According to Ajoku, the main challenges he faces are anticipating the nature of BAU tasks by viewing the product backlogs of development teams, while completing backlog items that the team has committed to for a sprint.

This challenge has determined the approach towards grooming its product backlogs; goals are set for 12 weeks, with the commitment to improve the WebOps service.

Sprint backlogs

In his sprint planning meetings, they pull work from teams product backlogs, while bearing in mind that regular urgent BAU tasks will be coming from app development teams during the process.

The sprint backlog is a list of tasks identified by the scrum team to be completed during a sprint. Several product backlog items, which are usually in the form of epics broken down into user stories. Estimation and planning poker sessions then take place, while teams discuss how much effort each user story requires.

“Strategy implementations depend on how the results are being received.
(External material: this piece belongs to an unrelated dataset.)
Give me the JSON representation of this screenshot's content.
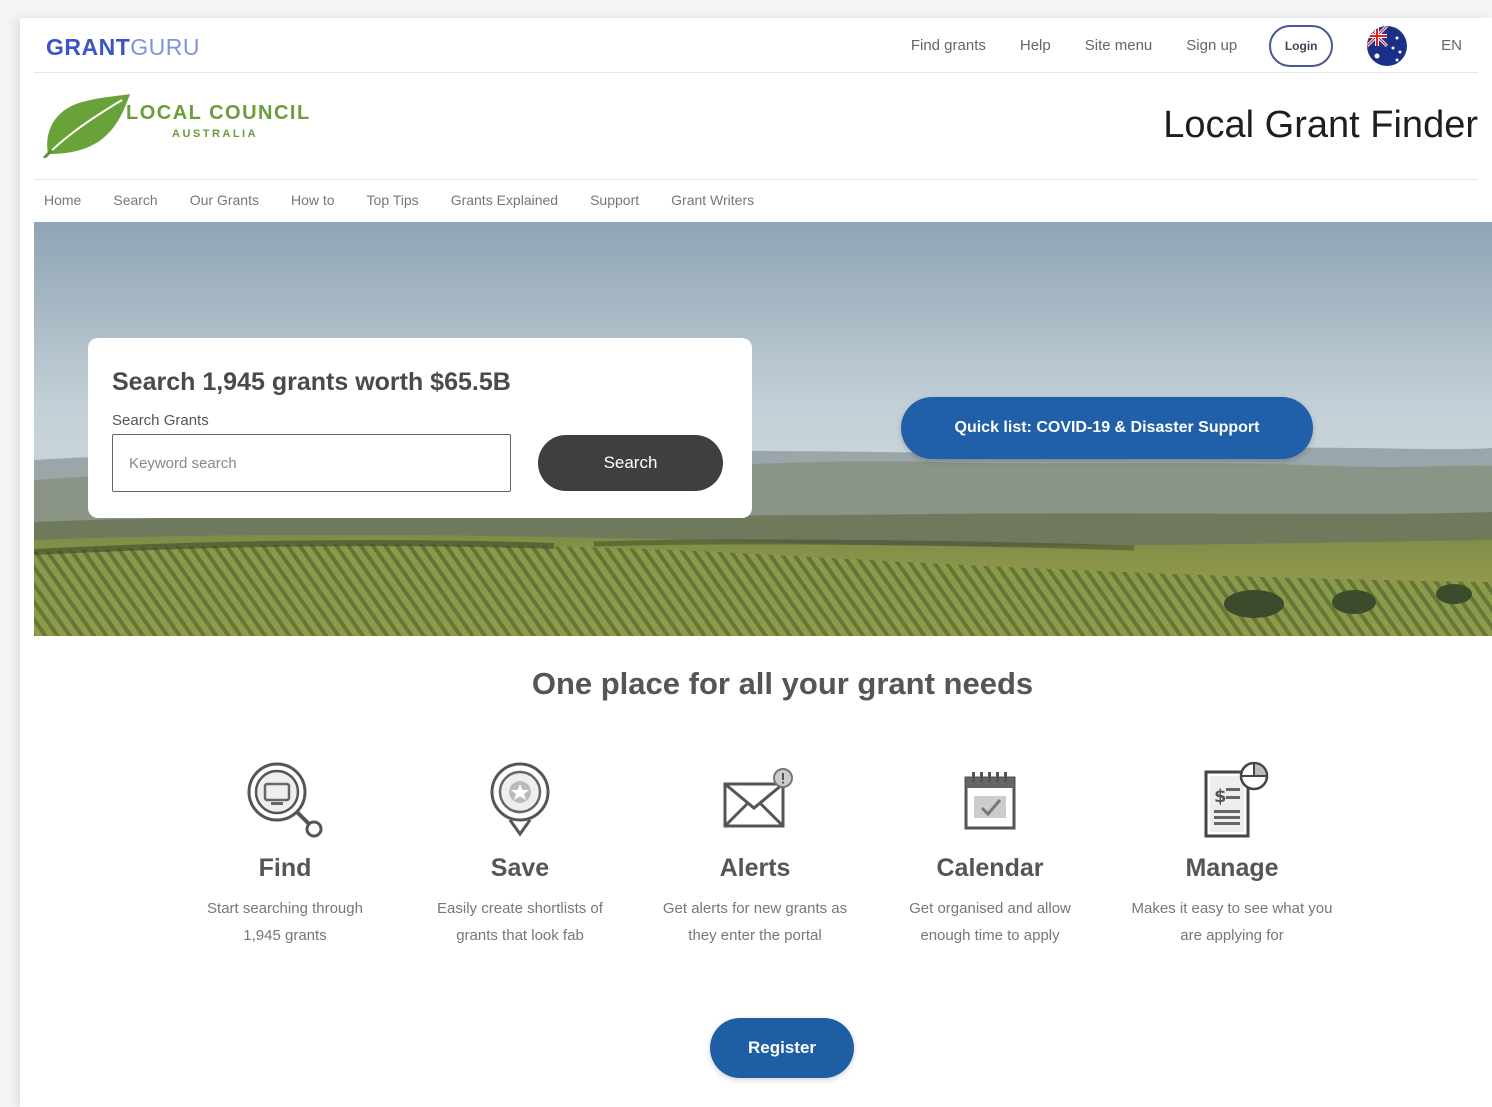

We view activities on the infrastructure side of things and then flag whatever it is that needs to be improved. The hard part is not being able to influence the ways application developers operate, to minimise incidents,” revealed Ajoku.
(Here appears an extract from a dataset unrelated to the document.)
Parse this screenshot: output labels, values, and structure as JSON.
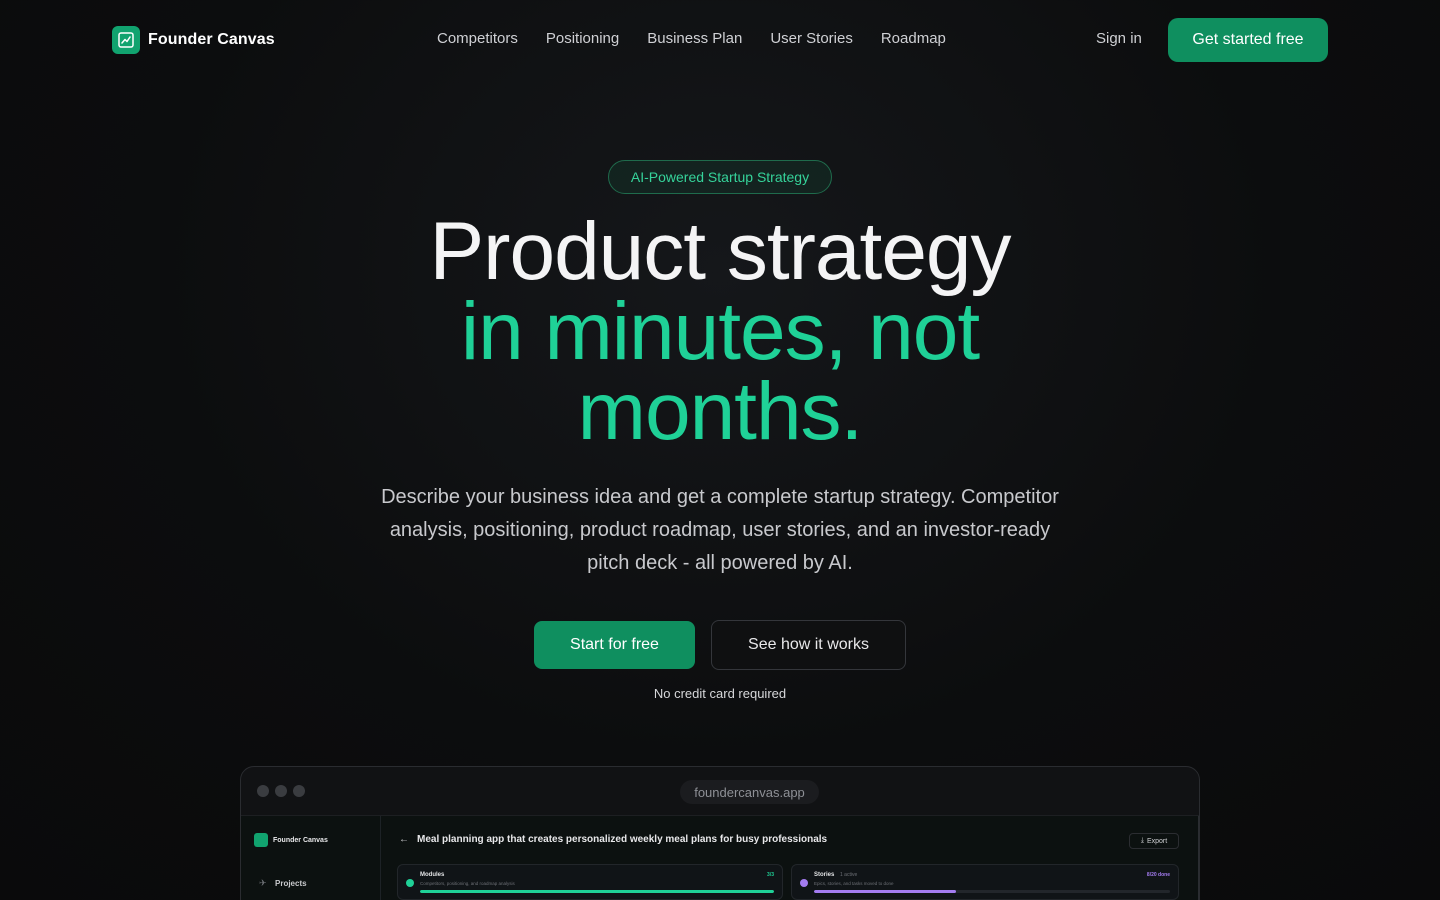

In scrum, new features are delivered in sprints, so the value of a product is being realised from an early stage. According to Ajoku scrum promotes continuous improvement of a product, because as long as a product exists, so does its backlog.

‘A combat card for agile’

For HMLR to “see the philosophy of how testing is achieved, while ensuring people are doing their work properly”, a floor diagramme is used, in order to view what has been done over time, including the (business as usual) background and a progress card.

Agile is open to changing requirements over time and encourages constant feedback from end users. Using agile in scrum means that, instead of finished, detailed descriptions of how the project has been completed, it is left to the scrum software development team.

According to Ajoku, the difference between agile and traditional project management is that agile is very transparent and communication is exaggerated frequently, to ensure the tester is testing and delivering correctly. As for with the traditional management, such as waterfall, a lot of people are blinded about if they are still on track or not.

“Obviously, in agile, you have ceremonies and ideologies that help you achieve your goal, such as documentation, which can be a combat card for agile,” added Ajoku.

Project management frameworks

Ajoku believes agile has taken over the waterfall approach: “With the waterfall approach, you need to record everything, test everything, quality assure everything, and then deploy everything, so you have a very long feedback loop.

“As for when using agile you must start with the most valid aspect of the product, record it, deploy it, receive feedback, and keep going back; releasing and fixing issues/bugs sooner before severe damage is done.”

There is an array of project management frameworks, from agile, to scrum, to waterfall. They all have different pros and cons, so it can be difficult for software testing teams to decide what ones to choose from, according to Ajoku.

As an ex-HSBC employee, he also noted that HMLR works differently to the bank because of it including DevOps SMEs in application development teams, ensuring they handle any DevOps testing, while HMLR has a separate DevOps/WebOps team that supports all application development teams.

HSBC also has a lot of dependent teams where some still practice the waterfall approach, making it “tricky” to align teams’ roadmaps, while HMLR application teams are more standalone in an agile perspective.